In the researchers’ collection of more than 750 patients with muscle symptoms, 45 patients with HMGCR antibodies were identified. Of those over 50 years of age, more than 90 percent had a prior statin exposure. The younger patients, Mammen says, had not been on statins, and how the disease is triggered has not been determined. He suspects, however, that they may suffer from other cholesterol issues, a factor that could play a role in the development of the disease.
Antibodies are typically made by healthy people to recognize and destroy foreign invaders. But in patients with autoimmune diseases, the body makes auto-antibodies: antibodies that attack the body’s own proteins. In the case of statin-associated autoimmune muscle disease, the body attacks its own HMGCR. When a patient takes statins, HMGCR levels rise as the body tries to compensate for the reduction in the enzyme caused by the medication.

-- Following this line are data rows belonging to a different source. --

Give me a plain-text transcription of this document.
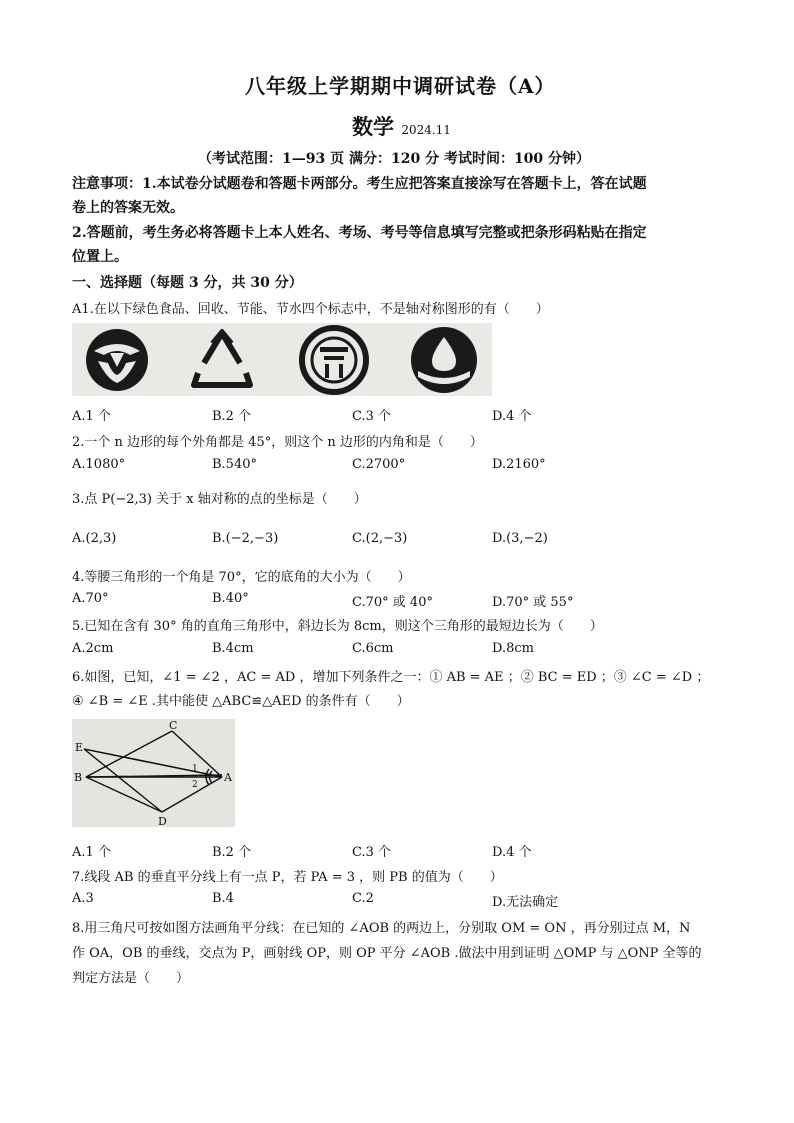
八年级上学期期中调研试卷（A）
数学 2024.11
（考试范围：1—93 页 满分：120 分 考试时间：100 分钟）
注意事项：1.本试卷分试题卷和答题卡两部分。考生应把答案直接涂写在答题卡上，答在试题
卷上的答案无效。
2.答题前，考生务必将答题卡上本人姓名、考场、考号等信息填写完整或把条形码粘贴在指定
位置上。
一、选择题（每题 3 分，共 30 分）
A1.在以下绿色食品、回收、节能、节水四个标志中，不是轴对称图形的有（　　）
A.1 个	B.2 个	C.3 个	D.4 个
2.一个 n 边形的每个外角都是 45°，则这个 n 边形的内角和是（　　）
A.1080°	B.540°	C.2700°	D.2160°
3.点 P(−2,3) 关于 x 轴对称的点的坐标是（　　）
A.(2,3)	B.(−2,−3)	C.(2,−3)	D.(3,−2)
4.等腰三角形的一个角是 70°，它的底角的大小为（　　）
A.70°	B.40°	C.70° 或 40°	D.70° 或 55°
5.已知在含有 30° 角的直角三角形中，斜边长为 8cm，则这个三角形的最短边长为（　　）
A.2cm	B.4cm	C.6cm	D.8cm
6.如图，已知，∠1 = ∠2 ，AC = AD ，增加下列条件之一：① AB = AE ；② BC = ED ；③ ∠C = ∠D ；
④ ∠B = ∠E .其中能使 △ABC≌△AED 的条件有（　　）
C
E
B
1
2
A
D
A.1 个	B.2 个	C.3 个	D.4 个
7.线段 AB 的垂直平分线上有一点 P，若 PA = 3 ，则 PB 的值为（　　）
A.3	B.4	C.2	D.无法确定
8.用三角尺可按如图方法画角平分线：在已知的 ∠AOB 的两边上，分别取 OM = ON ，再分别过点 M，N
作 OA，OB 的垂线，交点为 P，画射线 OP，则 OP 平分 ∠AOB .做法中用到证明 △OMP 与 △ONP 全等的
判定方法是（　　）
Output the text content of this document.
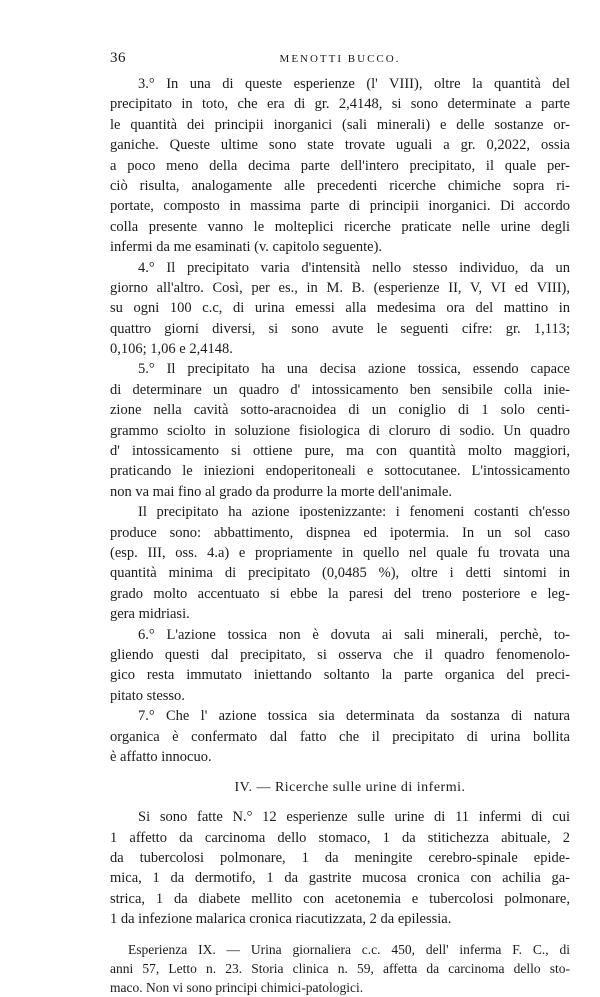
36	MENOTTI BUCCO.
3.° In una di queste esperienze (l' VIII), oltre la quantità del
precipitato in toto, che era di gr. 2,4148, si sono determinate a parte
le quantità dei principii inorganici (sali minerali) e delle sostanze or-
ganiche. Queste ultime sono state trovate uguali a gr. 0,2022, ossia
a poco meno della decima parte dell'intero precipitato, il quale per-
ciò risulta, analogamente alle precedenti ricerche chimiche sopra ri-
portate, composto in massima parte di principii inorganici. Di accordo
colla presente vanno le molteplici ricerche praticate nelle urine degli
infermi da me esaminati (v. capitolo seguente).
4.° Il precipitato varia d'intensità nello stesso individuo, da un
giorno all'altro. Così, per es., in M. B. (esperienze II, V, VI ed VIII),
su ogni 100 c.c, di urina emessi alla medesima ora del mattino in
quattro giorni diversi, si sono avute le seguenti cifre: gr. 1,113;
0,106; 1,06 e 2,4148.
5.° Il precipitato ha una decisa azione tossica, essendo capace
di determinare un quadro d' intossicamento ben sensibile colla inie-
zione nella cavità sotto-aracnoidea di un coniglio di 1 solo centi-
grammo sciolto in soluzione fisiologica di cloruro di sodio. Un quadro
d' intossicamento si ottiene pure, ma con quantità molto maggiori,
praticando le iniezioni endoperitoneali e sottocutanee. L'intossicamento
non va mai fino al grado da produrre la morte dell'animale.
Il precipitato ha azione ipostenizzante: i fenomeni costanti ch'esso
produce sono: abbattimento, dispnea ed ipotermia. In un sol caso
(esp. III, oss. 4.a) e propriamente in quello nel quale fu trovata una
quantità minima di precipitato (0,0485 %), oltre i detti sintomi in
grado molto accentuato si ebbe la paresi del treno posteriore e leg-
gera midriasi.
6.° L'azione tossica non è dovuta ai sali minerali, perchè, to-
gliendo questi dal precipitato, si osserva che il quadro fenomenolo-
gico resta immutato iniettando soltanto la parte organica del preci-
pitato stesso.
7.° Che l' azione tossica sia determinata da sostanza di natura
organica è confermato dal fatto che il precipitato di urina bollita
è affatto innocuo.
IV. — Ricerche sulle urine di infermi.
Si sono fatte N.° 12 esperienze sulle urine di 11 infermi di cui
1 affetto da carcinoma dello stomaco, 1 da stitichezza abituale, 2
da tubercolosi polmonare, 1 da meningite cerebro-spinale epide-
mica, 1 da dermotifo, 1 da gastrite mucosa cronica con achilia ga-
strica, 1 da diabete mellito con acetonemia e tubercolosi polmonare,
1 da infezione malarica cronica riacutizzata, 2 da epilessia.
Esperienza IX. — Urina giornaliera c.c. 450, dell' inferma F. C., di
anni 57, Letto n. 23. Storia clinica n. 59, affetta da carcinoma dello sto-
maco. Non vi sono principi chimici-patologici.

Mammen hypothesizes that the extra HMGCR in the body may sometimes stimulate the immune system to make auto-antibodies.
Compounding the problem is the finding that while normal muscle tissue makes low levels of HMGCR, regenerating muscle cells make very high levels of HMGCR. This suggests that once the autoimmune muscle disease process is initiated by statin use, high levels of HMGCR in regenerating muscle cells continue to fuel the aggressive and painful autoimmune response, even after statins are withdrawn.
Although doctors don’t yet know how many people have statin-associated autoimmune muscle disease, Mammen and his colleagues believe it is rare. Even in the Myositis Center, just 4 percent of patients have been diagnosed with it. Mammen says that the lab test he and his team have developed, which has not yet been approved by regulators, enables them to diagnose the disease with near certainty.
Some of his patients, however, continue to need the very medication that caused their pain.
“One of the questions that remain is, Can you safely restart statins? It’s important because some of our patients were put on statins for very good reasons, like they’ve had a heart attack,” Mammen said. “We would like to find out if there is a way for these patients to begin taking the medication again.”
The research was supported by the National Institutes of Health, the Passano Foundation, the Ira Fine Discovery Fund and the Dorothy and Donald Stabler Foundation.
Other Johns Hopkins researchers involved in the study are Tae Chung, Lisa Christopher-Stine, Paul Rosen, Antony Rosen and Livia A. Casciola-Rosen.